20.18         The proposer of the motion to refuse the application stressed he was not anti-business or anti-growth and he would be supportive of a small and robust increase to the existing business park; what did not make sense, in his view, was that the site proposed exceeded the size of the extension outlined within the Tewkesbury Borough Plan so he believed the application should be refused.  The Tewkesbury Borough Plan had been drawn up on the basis of what was considered appropriate and he questioned what the point was in having this plan if proposals outside of those parameters were permitted.  The seconder of the motion reiterated the significant amount of time that had been spent by Members, and the Inspector, in bringing the Tewkesbury Borough Plan forward for adoption and he felt its policies needed to be supported.  The proposer of the motion clarified that he was proposing that the application be refused on the grounds of its size and scale and the access.  The Legal Adviser explained that refusal on the basis of the access could not be substantiated based on the advice that had been given and there was no policy requirement to use the existing access.  The seconder of the motion raised concern that the policy map within the Tewkesbury Borough Plan clearly showed a single existing access and the Legal Adviser clarified that plan was simply outlining the location of the rural centre – the plan contained no requirement in respect of access. 

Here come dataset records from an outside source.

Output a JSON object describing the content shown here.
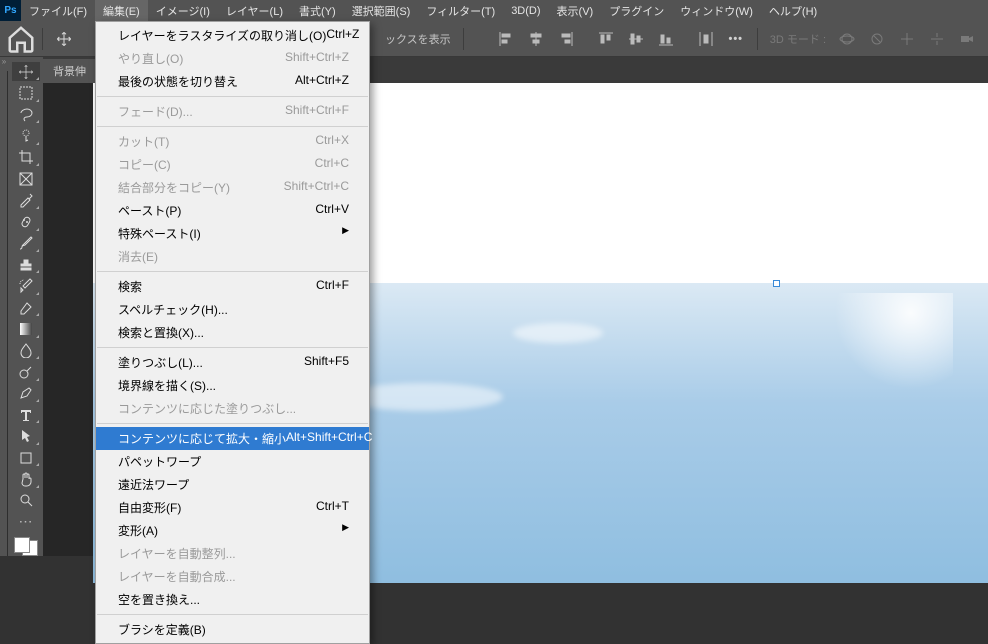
{
  "menubar": {
    "items": [
      "ファイル(F)",
      "編集(E)",
      "イメージ(I)",
      "レイヤー(L)",
      "書式(Y)",
      "選択範囲(S)",
      "フィルター(T)",
      "3D(D)",
      "表示(V)",
      "プラグイン",
      "ウィンドウ(W)",
      "ヘルプ(H)"
    ]
  },
  "options": {
    "transform_controls": "ックスを表示",
    "mode_label": "3D モード :"
  },
  "tab": {
    "label": "背景伸"
  },
  "edit_menu": [
    {
      "type": "item",
      "label": "レイヤーをラスタライズの取り消し(O)",
      "shortcut": "Ctrl+Z",
      "enabled": true
    },
    {
      "type": "item",
      "label": "やり直し(O)",
      "shortcut": "Shift+Ctrl+Z",
      "enabled": false
    },
    {
      "type": "item",
      "label": "最後の状態を切り替え",
      "shortcut": "Alt+Ctrl+Z",
      "enabled": true
    },
    {
      "type": "sep"
    },
    {
      "type": "item",
      "label": "フェード(D)...",
      "shortcut": "Shift+Ctrl+F",
      "enabled": false
    },
    {
      "type": "sep"
    },
    {
      "type": "item",
      "label": "カット(T)",
      "shortcut": "Ctrl+X",
      "enabled": false
    },
    {
      "type": "item",
      "label": "コピー(C)",
      "shortcut": "Ctrl+C",
      "enabled": false
    },
    {
      "type": "item",
      "label": "結合部分をコピー(Y)",
      "shortcut": "Shift+Ctrl+C",
      "enabled": false
    },
    {
      "type": "item",
      "label": "ペースト(P)",
      "shortcut": "Ctrl+V",
      "enabled": true
    },
    {
      "type": "submenu",
      "label": "特殊ペースト(I)",
      "enabled": true
    },
    {
      "type": "item",
      "label": "消去(E)",
      "shortcut": "",
      "enabled": false
    },
    {
      "type": "sep"
    },
    {
      "type": "item",
      "label": "検索",
      "shortcut": "Ctrl+F",
      "enabled": true
    },
    {
      "type": "item",
      "label": "スペルチェック(H)...",
      "shortcut": "",
      "enabled": true
    },
    {
      "type": "item",
      "label": "検索と置換(X)...",
      "shortcut": "",
      "enabled": true
    },
    {
      "type": "sep"
    },
    {
      "type": "item",
      "label": "塗りつぶし(L)...",
      "shortcut": "Shift+F5",
      "enabled": true
    },
    {
      "type": "item",
      "label": "境界線を描く(S)...",
      "shortcut": "",
      "enabled": true
    },
    {
      "type": "item",
      "label": "コンテンツに応じた塗りつぶし...",
      "shortcut": "",
      "enabled": false
    },
    {
      "type": "sep"
    },
    {
      "type": "item",
      "label": "コンテンツに応じて拡大・縮小",
      "shortcut": "Alt+Shift+Ctrl+C",
      "enabled": true,
      "highlight": true
    },
    {
      "type": "item",
      "label": "パペットワープ",
      "shortcut": "",
      "enabled": true
    },
    {
      "type": "item",
      "label": "遠近法ワープ",
      "shortcut": "",
      "enabled": true
    },
    {
      "type": "item",
      "label": "自由変形(F)",
      "shortcut": "Ctrl+T",
      "enabled": true
    },
    {
      "type": "submenu",
      "label": "変形(A)",
      "enabled": true
    },
    {
      "type": "item",
      "label": "レイヤーを自動整列...",
      "shortcut": "",
      "enabled": false
    },
    {
      "type": "item",
      "label": "レイヤーを自動合成...",
      "shortcut": "",
      "enabled": false
    },
    {
      "type": "item",
      "label": "空を置き換え...",
      "shortcut": "",
      "enabled": true
    },
    {
      "type": "sep"
    },
    {
      "type": "item",
      "label": "ブラシを定義(B)",
      "shortcut": "",
      "enabled": true
    }
  ]
}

20.19         Upon being put to the vote, the motion to refuse the application fell.  It was subsequently proposed and seconded that authority be delegated to the Development Manager to permit the application in accordance with the Officer recommendation.  A Member expressed the view that permitting the application would open the floodgates to developers and he could not support the motion.  Another Member indicated that a planning application had recently been permitted for 100 houses on a site in Winchcombe which had been allocated in the Tewkesbury Borough Plan for up to 80 houses so, by that logic, the plan had already been thrown away.  He also made reference to the fact that the authority would be opening itself up to costs being awarded against it on appeal if refusal reasons could not be substantiated.  Upon being taken to the vote, it was

RESOLVED          That authority be DELEGATED to the Development Manager to PERMIT the application, subject to no adverse observations being received from the County Archaeologist, the completion of a Section 106 Agreement as set out the Committee Report and any other conditions/amendment to conditions as required, in accordance with the Officer recommendation.